The wool in the bales is tightly compressed so it’s placed into a large hopper where it’s agitated to break it up before it is fed into the giant carding machine. These machines consist of a series of large rollers that have hundreds of tiny spikes all around them which pull, or tease, the wool out into longer fibres. 

After travelling around the rollers the teased fibres are then fed onto a continuous moving bed of soft fluffy fibre. This then continues through a cross lapper that produces different thicknesses and weights depending on the wool’s eventual use. 

From the cross lapper this fine fluffy wool is then is fed directly between 2 rolls of the finest cotton fabric.

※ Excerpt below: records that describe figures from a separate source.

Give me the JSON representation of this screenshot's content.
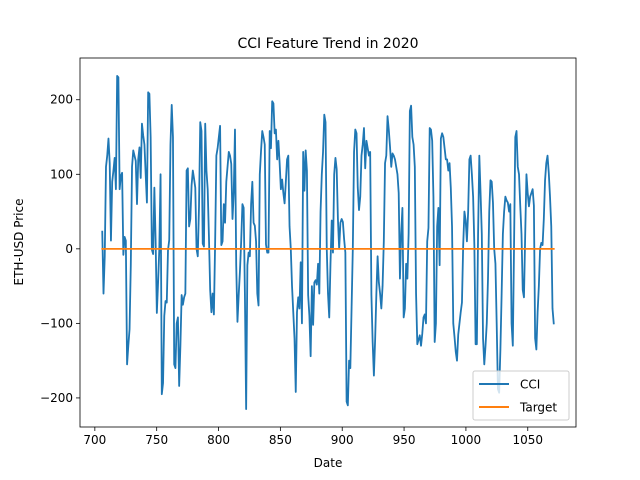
{
  "chart_data": {
    "type": "line",
    "title": "CCI Feature Trend in 2020",
    "xlabel": "Date",
    "ylabel": "ETH-USD Price",
    "xlim": [
      688,
      1089
    ],
    "ylim": [
      -239,
      256
    ],
    "xticks": [
      700,
      750,
      800,
      850,
      900,
      950,
      1000,
      1050
    ],
    "yticks": [
      -200,
      -100,
      0,
      100,
      200
    ],
    "grid": false,
    "legend": "lower right",
    "series": [
      {
        "name": "CCI",
        "color": "#1f77b4",
        "x_start": 706,
        "x_end": 1071,
        "values": [
          23,
          -60,
          -10,
          110,
          125,
          148,
          115,
          11,
          90,
          105,
          122,
          80,
          232,
          230,
          80,
          98,
          102,
          -8,
          16,
          11,
          -155,
          -130,
          -108,
          -22,
          110,
          132,
          125,
          118,
          60,
          120,
          136,
          95,
          168,
          152,
          140,
          100,
          62,
          210,
          208,
          150,
          -1,
          -7,
          82,
          12,
          -86,
          -45,
          0,
          100,
          -195,
          -180,
          -90,
          -70,
          -72,
          -2,
          12,
          140,
          193,
          150,
          -155,
          -160,
          -100,
          -92,
          -184,
          -130,
          -62,
          -75,
          -65,
          -60,
          105,
          108,
          30,
          40,
          85,
          105,
          94,
          82,
          0,
          -10,
          57,
          170,
          158,
          7,
          3,
          168,
          105,
          80,
          17,
          -55,
          -85,
          -60,
          -88,
          8,
          125,
          135,
          150,
          165,
          5,
          10,
          60,
          35,
          90,
          110,
          130,
          125,
          114,
          40,
          75,
          160,
          -22,
          -98,
          -62,
          -30,
          10,
          60,
          55,
          -60,
          -215,
          -22,
          -5,
          -10,
          60,
          90,
          35,
          31,
          10,
          -60,
          -76,
          100,
          131,
          158,
          150,
          140,
          6,
          -5,
          -5,
          158,
          135,
          198,
          195,
          155,
          160,
          120,
          145,
          115,
          80,
          93,
          75,
          61,
          90,
          120,
          125,
          30,
          0,
          -50,
          -85,
          -120,
          -192,
          -85,
          -65,
          -80,
          -18,
          -100,
          130,
          78,
          132,
          105,
          -62,
          -90,
          -144,
          -50,
          -102,
          -45,
          -42,
          -48,
          -20,
          -60,
          50,
          100,
          130,
          180,
          170,
          0,
          -60,
          -92,
          -20,
          38,
          -5,
          100,
          122,
          107,
          40,
          0,
          35,
          40,
          36,
          13,
          -5,
          -205,
          -210,
          -150,
          -160,
          -80,
          0,
          130,
          160,
          155,
          82,
          52,
          70,
          125,
          140,
          162,
          108,
          145,
          135,
          125,
          130,
          -62,
          -125,
          -170,
          -122,
          -60,
          -10,
          -45,
          -60,
          -80,
          -50,
          10,
          115,
          125,
          178,
          160,
          137,
          110,
          128,
          125,
          120,
          110,
          100,
          75,
          -40,
          20,
          55,
          -92,
          -80,
          -20,
          -40,
          20,
          185,
          192,
          150,
          140,
          110,
          -60,
          -128,
          -122,
          -116,
          -130,
          -114,
          -92,
          -88,
          -100,
          10,
          28,
          162,
          160,
          145,
          70,
          -125,
          -100,
          30,
          55,
          -22,
          148,
          155,
          150,
          135,
          120,
          120,
          105,
          115,
          82,
          30,
          -100,
          -118,
          -138,
          -150,
          -115,
          -100,
          -85,
          -72,
          5,
          50,
          38,
          10,
          50,
          120,
          125,
          100,
          70,
          5,
          -128,
          -128,
          20,
          125,
          75,
          20,
          -120,
          -155,
          -130,
          -100,
          -40,
          50,
          92,
          90,
          62,
          0,
          -20,
          -100,
          -188,
          -193,
          -135,
          -60,
          20,
          50,
          70,
          65,
          62,
          50,
          60,
          -100,
          -130,
          5,
          150,
          158,
          110,
          100,
          58,
          20,
          -55,
          -65,
          20,
          100,
          75,
          57,
          70,
          75,
          80,
          58,
          -120,
          -135,
          -85,
          -50,
          0,
          8,
          5,
          40,
          92,
          115,
          125,
          102,
          70,
          30,
          -80,
          -100
        ]
      },
      {
        "name": "Target",
        "color": "#ff7f0e",
        "x_start": 706,
        "x_end": 1071,
        "values": [
          0,
          0
        ]
      }
    ]
  }
}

The carded wool then goes into the multi-needled quilting machine. The wool is now firmly enclosed in the cotton fabric so it won’t ever move around. The quilt then passes through and onto a cutting table where its into usable sizes.


This professional production line means that once the wool enters the system we don’t have to handle it so it ends as a light, fluffy fibre just like it is on the sheep. This means the wool can be full of air creating a fully breathable fibre ideal for sleeping under.

From the cutting table the sized quilt is transferred to our talented sewing machinists who put the final touches to your Baavets. First the binding has to be sewn all the way around then its passed to a second sewing station to have the binding ends reinforced and our iconic embroidered logo is sewn on before being packed and shipped.  From you to ewe!